The problem didn’t start with AI either. Technology has historically done wonders for music, but it can also make it worse – if you can convince the mass consumption market that an keyboard demo with autotuned vocals is more fashionable than something that required effort and talent. Don’t get me wrong, there are some brilliant sequenced tracks out there. But one thing that has been sidelined from the charts is bands. (We still have singers with bands, but bands as the artists in their own right have virtually disappeared.) I believe pop music is a lot poorer for it. I also think it was convenient for marketing executives to convince the mass consumption market that bands weren’t fashionable any more. Musicians can become indispensable, musicians can talk back, musicians’ get artistic ideas that don’t align with making as much money as possible. Far better to streamline it all to identikit backing tracks, created by interchangeable – and replaceable – music techies.

The point is that AI-created art works best when it’s derivative work of formulaic tropes. And popular culture is already jam-packed full of this. The people responsible for marketing this have every interest in entrenching it further. Crappy pop culture is far from the only offender for redefining “great” art as whatever effort-free venture they’re already doing. At one end we have whatever guff the Tate Modern is fawning over this month (and woe betide anyone who calls it a Dulux Colour Chart); at the other end we have the amdram syndrome of redefining the greatest theatre as however they’ve always done it (and woe betide anyone who thinks there’s more to life than learning lines and always facing the audience).

What is most ironic it that, for writers in particular, the system has set us up for a fall. As I said, AI is good as derivative formulaic operations and bad and original creative operations, and the craft of writing is firmly in the latter. That doesn’t stop a lot of people in high places trying to make it the former. What breaks my heart about films and TV programmes that get panned is that the terrible writing is rarely the fault of the writers. They are almost always teams of plainly competent writers – who wouldn’t have got jobs without proving their worth – whose roles have been reduced to cogs in a machine. And if the people on high set terrible briefs, you are powerless to resist. Creativity and originality are driven out of you, derivate formulaic writing is now your fare instead. In other words, exactly the sort of job that can be rendered obsolete by machines.

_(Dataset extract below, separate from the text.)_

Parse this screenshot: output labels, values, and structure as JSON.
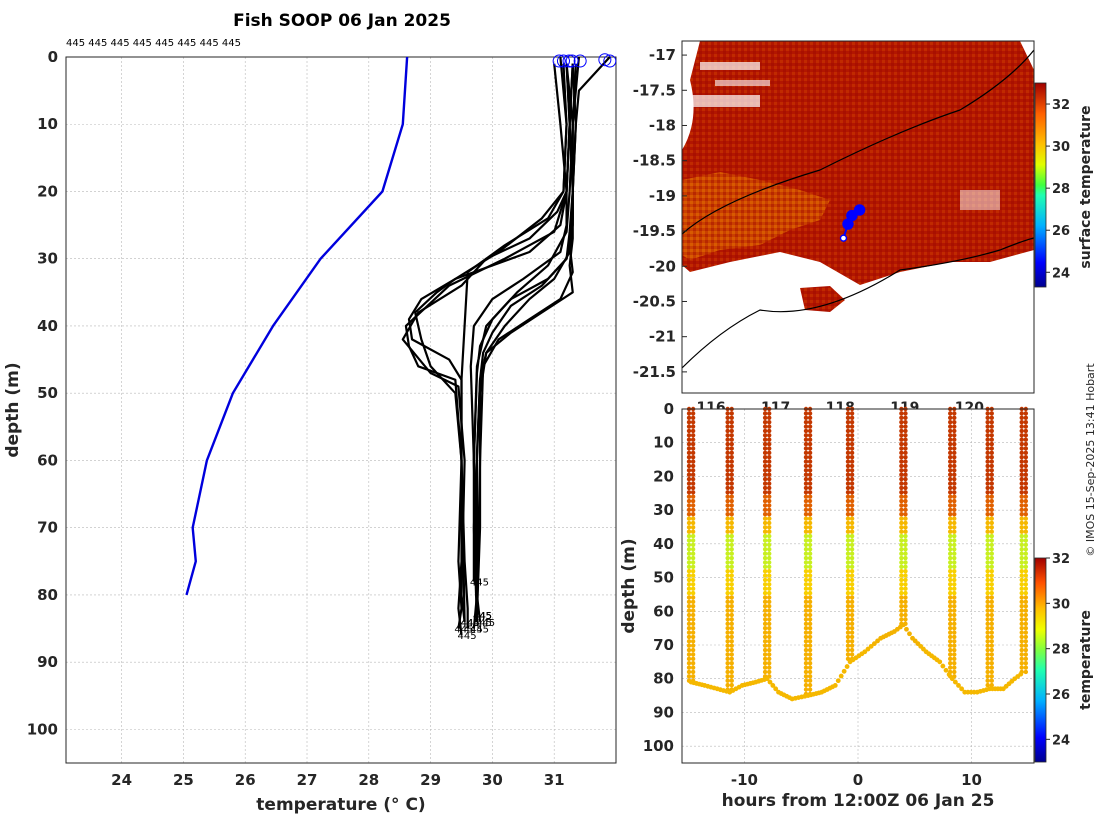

The writing industry has been far too complicit in this. I know I keep ranting about this, but you know there’s something wrong when the most fantastic opportunity lauded upon aspiring wordsmiths is writing for Hollyoaks. Maybe it’s a steady job. Maybe it pays better. Maybe it’s even the best route into becoming a lead writer and have real career as a lead writer where you do realise your own vision. But when there’s so many talented writers trying to get their voices heard, heaping the most praise on the roles with the least creative freedom is such a let down. Now it’s asking for trouble too. If writing teams really do find their roles supplanted by AI Soap-bots, it will be the writing industry who made this possible.

AI is not a threat to artists’ livelihoods. It is greedy uncreative producers who are a threat to artists’ livelihoods. But AI is making it an awful lot easier to do their worst. AI may or may not develop to the point where it can take over formulaic derivative work – if it doesn’t there’s nothing we can do to stop it. But we can stop arts jobs being formulaic and uncreative in the first place. We should wise up before we fall into a trap of our own making.

And if we can’t see that. I give up. Let’s skip this stage and go straight on to Skynet.